Edito | Mais qui sont les violeurs ? Par Philippe Hensmans, directeur général de la section belge francophone d’Amnesty International

Les chiffres sont bien sûr effrayants. Le sondage à propos du viol et des violences sexuelles en Belgique que nous avons réalisé montre à suffisance que notre société est encore loin d’avoir clarifié avec elle-même la question du consentement. « Quand c’est non, c’est non ! » fut notre slogan lors de notre campagne en 2014. Six ans plus tard, même si beaucoup de choses ont changé, force est de reconnaître que, pour beaucoup, il faut hurler « non ! » pour être comprises : il ne suffit pas de ne pas dire « oui ».

Ce qui a commencé à changer, ce sont deux choses.
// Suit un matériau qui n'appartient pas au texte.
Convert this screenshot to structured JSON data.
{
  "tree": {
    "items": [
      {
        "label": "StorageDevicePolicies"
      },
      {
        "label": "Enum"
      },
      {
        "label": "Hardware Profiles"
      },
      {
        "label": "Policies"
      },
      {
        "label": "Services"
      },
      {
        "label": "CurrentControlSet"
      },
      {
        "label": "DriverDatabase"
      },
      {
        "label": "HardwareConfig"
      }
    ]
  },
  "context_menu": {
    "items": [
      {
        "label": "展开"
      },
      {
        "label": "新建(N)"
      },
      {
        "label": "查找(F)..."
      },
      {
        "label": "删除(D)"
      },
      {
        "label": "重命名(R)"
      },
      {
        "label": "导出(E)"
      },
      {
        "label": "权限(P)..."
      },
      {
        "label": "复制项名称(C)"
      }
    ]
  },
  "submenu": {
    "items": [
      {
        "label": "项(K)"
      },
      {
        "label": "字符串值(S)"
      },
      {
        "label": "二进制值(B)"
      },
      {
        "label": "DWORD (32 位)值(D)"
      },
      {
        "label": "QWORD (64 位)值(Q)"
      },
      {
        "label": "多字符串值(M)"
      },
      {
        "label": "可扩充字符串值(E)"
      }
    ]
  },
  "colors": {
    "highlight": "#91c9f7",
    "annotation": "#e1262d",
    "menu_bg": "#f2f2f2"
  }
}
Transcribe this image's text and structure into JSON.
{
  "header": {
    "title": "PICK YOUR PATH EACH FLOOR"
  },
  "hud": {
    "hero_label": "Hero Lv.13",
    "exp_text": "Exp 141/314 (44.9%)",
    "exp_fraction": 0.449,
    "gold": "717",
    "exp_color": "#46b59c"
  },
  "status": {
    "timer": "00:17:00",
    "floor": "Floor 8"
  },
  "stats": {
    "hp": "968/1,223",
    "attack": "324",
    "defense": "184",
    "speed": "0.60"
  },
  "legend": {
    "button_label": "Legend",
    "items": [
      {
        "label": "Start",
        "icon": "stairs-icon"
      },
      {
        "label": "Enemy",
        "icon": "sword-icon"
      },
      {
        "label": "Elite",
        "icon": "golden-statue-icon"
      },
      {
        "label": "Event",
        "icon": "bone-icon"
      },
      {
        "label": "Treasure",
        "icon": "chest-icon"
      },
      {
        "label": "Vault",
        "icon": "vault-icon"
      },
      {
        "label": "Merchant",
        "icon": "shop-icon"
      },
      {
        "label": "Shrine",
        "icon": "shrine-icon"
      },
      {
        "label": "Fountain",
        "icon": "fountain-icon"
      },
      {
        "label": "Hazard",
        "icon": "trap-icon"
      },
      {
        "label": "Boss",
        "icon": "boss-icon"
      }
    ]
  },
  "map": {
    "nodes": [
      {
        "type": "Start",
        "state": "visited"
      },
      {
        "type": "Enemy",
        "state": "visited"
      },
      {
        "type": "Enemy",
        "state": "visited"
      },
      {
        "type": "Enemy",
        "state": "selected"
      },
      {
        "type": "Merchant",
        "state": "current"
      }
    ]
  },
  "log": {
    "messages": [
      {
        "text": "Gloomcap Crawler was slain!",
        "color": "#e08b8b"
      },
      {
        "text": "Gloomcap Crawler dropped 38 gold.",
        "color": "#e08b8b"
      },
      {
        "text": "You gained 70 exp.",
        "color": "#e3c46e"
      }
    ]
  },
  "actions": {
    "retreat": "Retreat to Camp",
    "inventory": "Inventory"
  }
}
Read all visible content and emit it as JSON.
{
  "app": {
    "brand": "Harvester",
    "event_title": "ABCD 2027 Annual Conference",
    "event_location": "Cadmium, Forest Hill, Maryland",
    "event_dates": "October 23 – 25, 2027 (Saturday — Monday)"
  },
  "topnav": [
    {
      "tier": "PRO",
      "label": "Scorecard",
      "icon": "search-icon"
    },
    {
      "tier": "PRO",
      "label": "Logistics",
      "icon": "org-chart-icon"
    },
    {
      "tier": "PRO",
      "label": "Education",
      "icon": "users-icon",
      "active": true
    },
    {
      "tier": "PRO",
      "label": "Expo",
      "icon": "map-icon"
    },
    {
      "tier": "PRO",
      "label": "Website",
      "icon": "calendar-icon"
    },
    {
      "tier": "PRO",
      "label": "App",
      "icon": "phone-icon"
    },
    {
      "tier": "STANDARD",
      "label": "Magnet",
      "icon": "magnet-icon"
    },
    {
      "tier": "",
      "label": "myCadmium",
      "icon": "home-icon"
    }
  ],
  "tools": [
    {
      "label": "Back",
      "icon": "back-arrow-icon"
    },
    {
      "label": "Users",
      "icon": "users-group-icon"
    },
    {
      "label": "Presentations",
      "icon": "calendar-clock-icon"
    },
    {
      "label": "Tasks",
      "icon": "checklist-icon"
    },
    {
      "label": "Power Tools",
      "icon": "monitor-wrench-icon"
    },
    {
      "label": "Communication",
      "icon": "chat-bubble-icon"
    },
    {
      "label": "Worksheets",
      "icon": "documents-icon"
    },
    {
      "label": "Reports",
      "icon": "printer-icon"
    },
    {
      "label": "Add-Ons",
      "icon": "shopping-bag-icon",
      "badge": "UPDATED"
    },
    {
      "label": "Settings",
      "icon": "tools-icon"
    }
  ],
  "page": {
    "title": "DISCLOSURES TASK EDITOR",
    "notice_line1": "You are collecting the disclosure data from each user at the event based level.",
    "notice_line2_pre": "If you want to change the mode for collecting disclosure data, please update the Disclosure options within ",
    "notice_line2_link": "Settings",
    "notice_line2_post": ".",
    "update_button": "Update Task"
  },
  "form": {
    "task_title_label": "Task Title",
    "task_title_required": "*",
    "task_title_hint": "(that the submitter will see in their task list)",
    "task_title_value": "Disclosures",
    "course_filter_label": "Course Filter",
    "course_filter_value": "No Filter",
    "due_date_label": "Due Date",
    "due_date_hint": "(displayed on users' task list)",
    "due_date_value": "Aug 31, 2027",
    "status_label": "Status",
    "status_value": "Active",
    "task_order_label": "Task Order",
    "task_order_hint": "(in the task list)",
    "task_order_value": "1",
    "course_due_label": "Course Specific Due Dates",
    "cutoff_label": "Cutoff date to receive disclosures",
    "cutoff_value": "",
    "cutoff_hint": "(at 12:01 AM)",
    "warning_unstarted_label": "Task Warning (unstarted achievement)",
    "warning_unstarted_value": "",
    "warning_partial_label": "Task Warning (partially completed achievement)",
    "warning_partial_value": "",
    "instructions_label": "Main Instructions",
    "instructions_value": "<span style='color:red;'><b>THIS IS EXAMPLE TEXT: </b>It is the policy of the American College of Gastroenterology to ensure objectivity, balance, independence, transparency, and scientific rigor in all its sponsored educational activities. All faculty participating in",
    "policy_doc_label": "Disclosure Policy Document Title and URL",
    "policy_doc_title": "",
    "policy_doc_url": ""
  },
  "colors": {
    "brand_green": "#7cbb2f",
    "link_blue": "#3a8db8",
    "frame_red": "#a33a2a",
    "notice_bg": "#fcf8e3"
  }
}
D’une part, nos autorités se sont rendu compte qu’il y a encore du chemin à faire. Il y a aujourd’hui un numéro vert, des centres pluridisciplinaires pour les victimes de viol ont été ouverts, et surtout, le mouvement des femmes, via notamment « #MeToo », a permis d’étaler sur la place publique la réalité des souffrances subies par tant de femmes.

Mais si notre nouvelle campagne va essentiellement viser les jeunes garçons, c’est que bien trop souvent on fait porter la charge du problème aux femmes, aux victimes. C’est à elles qu’il appartient de se plaindre au plus vite, d’aller raconter leur drame devant des policiers parfois goguenards, puis de se rendre chez un·e gynécologue, et ainsi de suite. Pour résumer brièvement, elles sont deux fois victimes.

En écoutant les témoignages que nous avons reçus (courez voir la pièce Un fait divers de Laure Chartier, qui va largement circuler en Wallonie dans les mois qui viennent), et en relisant les statistiques, on se rend compte qu’il y a un élément fondamental qui é été oublié la plupart du temps : parmi ces hommes, ces frères, ces pères… qui hurlent à l’idée que leurs femmes, filles ou soeurs puissent se faire un jour violer, se trouvent ceux qui violent les femmes, les filles, les soeurs des autres. Ce sont des personnes que nous côtoyons tous les jours, qui sont aussi nos collègues d’études, nos collaborateurs au travail, nos amis. Il ne suffira certes pas de mener quelques campagnes de sensibilisation à la question du viol. Nos sociétés, et nous-mêmes, devons procéder à un examen de conscience en profondeur.